Forum: Ruby regexp questions

Announcement (2017-05-07): www.ruby-forum.com is now read-only since I unfortunately do not have the time to support and maintain the forum any more. Please see rubyonrails.org/community and ruby-lang.org/en/community for other Rails- und Ruby-related community platforms.
Ce5990549a8185ad45643be2cfbff9b5?d=identicon&s=25 Mike Steiner (Guest)
on 2007-06-24 00:23
(Received via mailing list)
I'm converting a big Python program to Ruby which uses lots of regexps,
and
I'm getting some odd errors. One problem seems to be that \1 in the
replacement string doesn't always work. Are there any known "gotchas"
between Python's regexps and Ruby's?

And what's the most robust way to convert "underlined" words to HTML
italics
using a regexp? Something like: "This _word_ is in italics." -> "This
<i>word</i> is in italics."

Thanks!

Mike Steiner
0158871402c1ecfa57952e8a379cfd10?d=identicon&s=25 Daniel Lucraft (lucraft)
on 2007-06-24 10:45
Mike Steiner wrote:
> I'm getting some odd errors. One problem seems to be that \1 in the
> replacement string doesn't always work. Are there any known "gotchas"
> between Python's regexps and Ruby's?
>
> And what's the most robust way to convert "underlined" words to HTML
> italics
> using a regexp? Something like: "This _word_ is in italics." -> "This
> <i>word</i> is in italics."

Could you give an example of where it isn't working in the first case?

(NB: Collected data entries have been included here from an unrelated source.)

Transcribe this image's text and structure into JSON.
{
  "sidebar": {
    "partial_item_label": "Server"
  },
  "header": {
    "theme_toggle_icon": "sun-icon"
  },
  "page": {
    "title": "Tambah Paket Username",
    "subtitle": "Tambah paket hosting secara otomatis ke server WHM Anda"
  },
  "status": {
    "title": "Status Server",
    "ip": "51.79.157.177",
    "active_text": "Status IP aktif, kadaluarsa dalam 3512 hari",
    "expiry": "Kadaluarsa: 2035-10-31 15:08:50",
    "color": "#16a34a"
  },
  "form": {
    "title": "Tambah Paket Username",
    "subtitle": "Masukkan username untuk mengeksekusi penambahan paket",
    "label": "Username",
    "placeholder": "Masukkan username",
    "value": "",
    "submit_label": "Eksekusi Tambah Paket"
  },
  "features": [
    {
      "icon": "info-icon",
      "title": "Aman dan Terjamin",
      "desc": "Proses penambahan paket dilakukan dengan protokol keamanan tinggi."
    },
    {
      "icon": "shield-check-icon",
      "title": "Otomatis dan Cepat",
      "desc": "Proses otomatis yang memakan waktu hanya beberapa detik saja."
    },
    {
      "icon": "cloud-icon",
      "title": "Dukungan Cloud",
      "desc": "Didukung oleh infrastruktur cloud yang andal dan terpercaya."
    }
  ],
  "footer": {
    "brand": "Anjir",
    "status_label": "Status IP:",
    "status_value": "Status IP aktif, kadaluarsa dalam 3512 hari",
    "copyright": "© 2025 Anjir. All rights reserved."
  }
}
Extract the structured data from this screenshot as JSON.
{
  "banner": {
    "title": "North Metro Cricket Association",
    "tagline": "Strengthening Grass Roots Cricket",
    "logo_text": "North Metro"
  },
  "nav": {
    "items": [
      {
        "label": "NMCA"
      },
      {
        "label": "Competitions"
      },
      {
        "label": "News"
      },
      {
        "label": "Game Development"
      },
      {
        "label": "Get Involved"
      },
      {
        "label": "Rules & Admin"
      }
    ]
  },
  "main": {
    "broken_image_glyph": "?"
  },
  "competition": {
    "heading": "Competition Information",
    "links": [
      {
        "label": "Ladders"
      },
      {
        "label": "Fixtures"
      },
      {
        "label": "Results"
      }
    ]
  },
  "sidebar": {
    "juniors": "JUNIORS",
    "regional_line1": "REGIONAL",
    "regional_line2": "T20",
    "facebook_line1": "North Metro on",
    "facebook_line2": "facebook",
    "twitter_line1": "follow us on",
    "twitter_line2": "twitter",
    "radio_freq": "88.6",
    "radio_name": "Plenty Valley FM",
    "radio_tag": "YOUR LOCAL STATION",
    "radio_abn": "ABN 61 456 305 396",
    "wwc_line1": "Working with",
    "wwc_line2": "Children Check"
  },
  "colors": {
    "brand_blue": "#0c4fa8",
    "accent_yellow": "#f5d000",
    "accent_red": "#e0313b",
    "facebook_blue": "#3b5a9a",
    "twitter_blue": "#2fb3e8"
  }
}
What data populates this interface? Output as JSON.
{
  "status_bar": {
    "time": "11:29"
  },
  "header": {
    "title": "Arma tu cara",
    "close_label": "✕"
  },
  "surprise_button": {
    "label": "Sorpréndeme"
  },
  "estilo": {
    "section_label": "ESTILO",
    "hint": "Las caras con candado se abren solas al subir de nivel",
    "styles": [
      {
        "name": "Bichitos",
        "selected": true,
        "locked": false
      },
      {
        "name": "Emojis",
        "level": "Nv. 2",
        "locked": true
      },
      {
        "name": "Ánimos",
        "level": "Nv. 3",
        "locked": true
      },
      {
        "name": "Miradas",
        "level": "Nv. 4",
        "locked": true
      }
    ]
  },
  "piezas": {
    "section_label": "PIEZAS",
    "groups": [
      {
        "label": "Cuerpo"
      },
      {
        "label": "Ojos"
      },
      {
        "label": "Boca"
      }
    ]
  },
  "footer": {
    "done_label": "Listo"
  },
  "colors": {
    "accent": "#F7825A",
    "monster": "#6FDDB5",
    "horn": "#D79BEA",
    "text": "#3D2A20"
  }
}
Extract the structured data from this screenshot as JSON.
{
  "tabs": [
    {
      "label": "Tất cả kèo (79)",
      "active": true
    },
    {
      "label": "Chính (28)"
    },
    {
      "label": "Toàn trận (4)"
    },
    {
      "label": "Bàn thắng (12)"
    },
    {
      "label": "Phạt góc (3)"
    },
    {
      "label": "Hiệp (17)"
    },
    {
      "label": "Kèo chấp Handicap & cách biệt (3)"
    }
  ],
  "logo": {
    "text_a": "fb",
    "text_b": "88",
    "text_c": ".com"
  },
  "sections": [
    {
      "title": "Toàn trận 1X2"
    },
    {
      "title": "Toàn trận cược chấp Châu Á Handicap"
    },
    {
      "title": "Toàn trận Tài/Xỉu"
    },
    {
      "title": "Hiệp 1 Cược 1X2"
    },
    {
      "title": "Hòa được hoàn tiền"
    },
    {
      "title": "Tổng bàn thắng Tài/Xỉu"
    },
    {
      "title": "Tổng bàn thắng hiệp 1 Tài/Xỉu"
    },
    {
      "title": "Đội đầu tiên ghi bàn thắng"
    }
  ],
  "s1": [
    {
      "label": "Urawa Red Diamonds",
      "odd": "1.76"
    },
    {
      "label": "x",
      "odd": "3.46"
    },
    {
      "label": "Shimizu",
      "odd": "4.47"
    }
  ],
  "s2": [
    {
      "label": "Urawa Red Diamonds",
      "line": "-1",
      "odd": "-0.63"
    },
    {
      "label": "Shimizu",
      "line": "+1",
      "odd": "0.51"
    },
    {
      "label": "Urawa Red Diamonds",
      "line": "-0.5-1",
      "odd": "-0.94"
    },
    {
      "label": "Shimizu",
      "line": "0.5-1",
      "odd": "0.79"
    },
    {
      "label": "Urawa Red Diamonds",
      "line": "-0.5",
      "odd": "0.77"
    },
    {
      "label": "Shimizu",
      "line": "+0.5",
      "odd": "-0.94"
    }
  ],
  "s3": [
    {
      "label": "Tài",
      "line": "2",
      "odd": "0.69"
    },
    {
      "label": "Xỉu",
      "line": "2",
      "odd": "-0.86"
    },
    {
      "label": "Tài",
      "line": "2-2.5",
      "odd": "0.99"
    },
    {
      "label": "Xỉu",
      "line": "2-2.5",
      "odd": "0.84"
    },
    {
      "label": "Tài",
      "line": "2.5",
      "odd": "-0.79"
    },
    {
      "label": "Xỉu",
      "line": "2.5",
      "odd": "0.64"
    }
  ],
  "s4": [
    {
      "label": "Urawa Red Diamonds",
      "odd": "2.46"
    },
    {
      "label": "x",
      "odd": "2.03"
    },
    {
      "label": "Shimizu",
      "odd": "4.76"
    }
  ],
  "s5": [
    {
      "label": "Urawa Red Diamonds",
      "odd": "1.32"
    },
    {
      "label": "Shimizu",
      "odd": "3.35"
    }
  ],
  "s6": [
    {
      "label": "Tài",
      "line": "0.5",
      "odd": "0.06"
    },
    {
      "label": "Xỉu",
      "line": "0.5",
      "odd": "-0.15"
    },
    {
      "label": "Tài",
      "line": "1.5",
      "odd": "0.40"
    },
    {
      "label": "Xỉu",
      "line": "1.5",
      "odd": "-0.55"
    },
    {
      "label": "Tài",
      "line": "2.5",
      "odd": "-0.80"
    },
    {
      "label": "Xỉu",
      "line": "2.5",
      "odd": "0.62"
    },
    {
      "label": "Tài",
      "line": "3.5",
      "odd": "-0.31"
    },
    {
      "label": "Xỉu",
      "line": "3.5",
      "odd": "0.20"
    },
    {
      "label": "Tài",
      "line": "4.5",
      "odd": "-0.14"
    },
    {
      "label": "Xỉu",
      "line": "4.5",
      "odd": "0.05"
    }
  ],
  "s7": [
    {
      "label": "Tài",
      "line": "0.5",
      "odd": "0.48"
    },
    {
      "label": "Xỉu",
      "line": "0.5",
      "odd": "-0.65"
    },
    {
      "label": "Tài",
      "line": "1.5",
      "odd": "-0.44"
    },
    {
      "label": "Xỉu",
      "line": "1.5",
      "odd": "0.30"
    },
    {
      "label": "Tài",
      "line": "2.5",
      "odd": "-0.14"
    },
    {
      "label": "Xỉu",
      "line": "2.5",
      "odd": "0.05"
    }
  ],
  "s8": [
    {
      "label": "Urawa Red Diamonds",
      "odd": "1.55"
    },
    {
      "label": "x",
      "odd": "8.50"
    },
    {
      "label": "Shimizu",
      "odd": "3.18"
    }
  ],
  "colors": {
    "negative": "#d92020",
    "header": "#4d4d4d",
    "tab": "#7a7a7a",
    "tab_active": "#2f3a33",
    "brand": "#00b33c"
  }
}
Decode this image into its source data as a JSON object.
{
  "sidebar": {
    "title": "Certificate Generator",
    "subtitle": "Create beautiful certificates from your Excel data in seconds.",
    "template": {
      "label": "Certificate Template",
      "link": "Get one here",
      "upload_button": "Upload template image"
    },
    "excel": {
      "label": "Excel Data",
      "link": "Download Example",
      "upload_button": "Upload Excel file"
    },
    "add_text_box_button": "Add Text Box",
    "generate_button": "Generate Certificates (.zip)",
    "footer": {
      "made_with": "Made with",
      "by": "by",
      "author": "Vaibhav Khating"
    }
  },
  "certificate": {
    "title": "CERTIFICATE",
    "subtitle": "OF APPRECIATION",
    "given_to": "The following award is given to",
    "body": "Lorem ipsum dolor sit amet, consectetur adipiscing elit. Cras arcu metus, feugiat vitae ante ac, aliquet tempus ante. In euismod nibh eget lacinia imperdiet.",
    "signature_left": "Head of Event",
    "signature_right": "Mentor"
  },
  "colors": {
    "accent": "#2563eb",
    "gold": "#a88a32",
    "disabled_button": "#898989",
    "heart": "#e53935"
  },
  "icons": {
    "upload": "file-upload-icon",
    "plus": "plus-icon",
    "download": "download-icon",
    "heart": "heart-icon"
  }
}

As for the second, I don't know about 'most robust' but I might try
something like this (with the assumption that words aren't broken over
lines):

irb> str
=> "asdf asdf _asdfasd_ asdf _ash_ h"
irb> str.gsub(/_([^\s]+)_/, "<i>\\1</i>")
=> "asdf asdf <i>asdfasd</i> asdf <i>ash</i> h"

Or if I wanted to be able to have italicised sentences (_word word_) I
might try this:

irb> str
=> "asdf asdf _asdf asd_ asdf _ash \nash_ h"
irb> str.gsub(/_(.+?)_/m, "<i>\\1</i>")
=> "asdf asdf <i>asdf asd</i> asdf <i>ash \nash</i> h"

But then I would worry about performance because of the lazy operator
and would want to test it on some real data.

best,
Dan
C722d1f4590866f2344a683da3160b49?d=identicon&s=25 Wyatt Draggoo (Guest)
on 2007-06-24 18:36
(Received via mailing list)
On Sun, Jun 24, 2007 at 05:45:30PM +0900, Daniel Lucraft wrote:
> => "asdf asdf _asdf asd_ asdf _ash \nash_ h"
> irb> str.gsub(/_(.+?)_/m, "<i>\\1</i>")
> => "asdf asdf <i>asdf asd</i> asdf <i>ash \nash</i> h"

I like to be very strict with things like quotes (and underscores in
this case), so I would probably use:

irb> str
=> "asdf asdf _asdf asd_ asdf _ash \nash_ h"
irb> str.gsub(/_([^_]+)_/, "<i>\\1</i>")
=> "asdf asdf <i>asdf asd</i> asdf <i>ash \nash</i> h"

That seems to work like I would expect it to---I'm just coming over from
Perl...

Wyatt
Ae82cad40a0caca9c932d45c7a9eb3cd?d=identicon&s=25 Michael Glaesemann (Guest)
on 2007-06-24 20:21
(Received via mailing list)
On Jun 24, 2007, at 11:35 , Wyatt Draggoo wrote:

> On Sun, Jun 24, 2007 at 05:45:30PM +0900, Daniel Lucraft wrote:
>
>> irb> str.gsub(/_(.+?)_/m, "<i>\\1</i>")
>
> I like to be very strict with things like quotes (and underscores
> in this case), so I would probably use:
>
> irb> str.gsub(/_([^_]+)_/, "<i>\\1</i>")

 From a strictness point of view, what's the difference between /(.+?)
_/ and /([^_]+)_/ in the above? AIUI, they're equivalent. I
personally like the former because if you need to change the _ to
some other character, you only have to make a single character change.

Michael Glaesemann
grzm seespotcode net
Ce5990549a8185ad45643be2cfbff9b5?d=identicon&s=25 Mike Steiner (Guest)
on 2007-06-25 04:03
(Received via mailing list)
Thanks for the ideas about the _italics_!

I found out what my "weird" problem was - I wasn't double-escaping the
\1 in
the replacement string (I was using "<i>\1</i>" instead of
"<i>\\1</i>".)
It's funny how Python didn't require this. Hmmm.

Mike Steiner
This topic is locked and can not be replied to.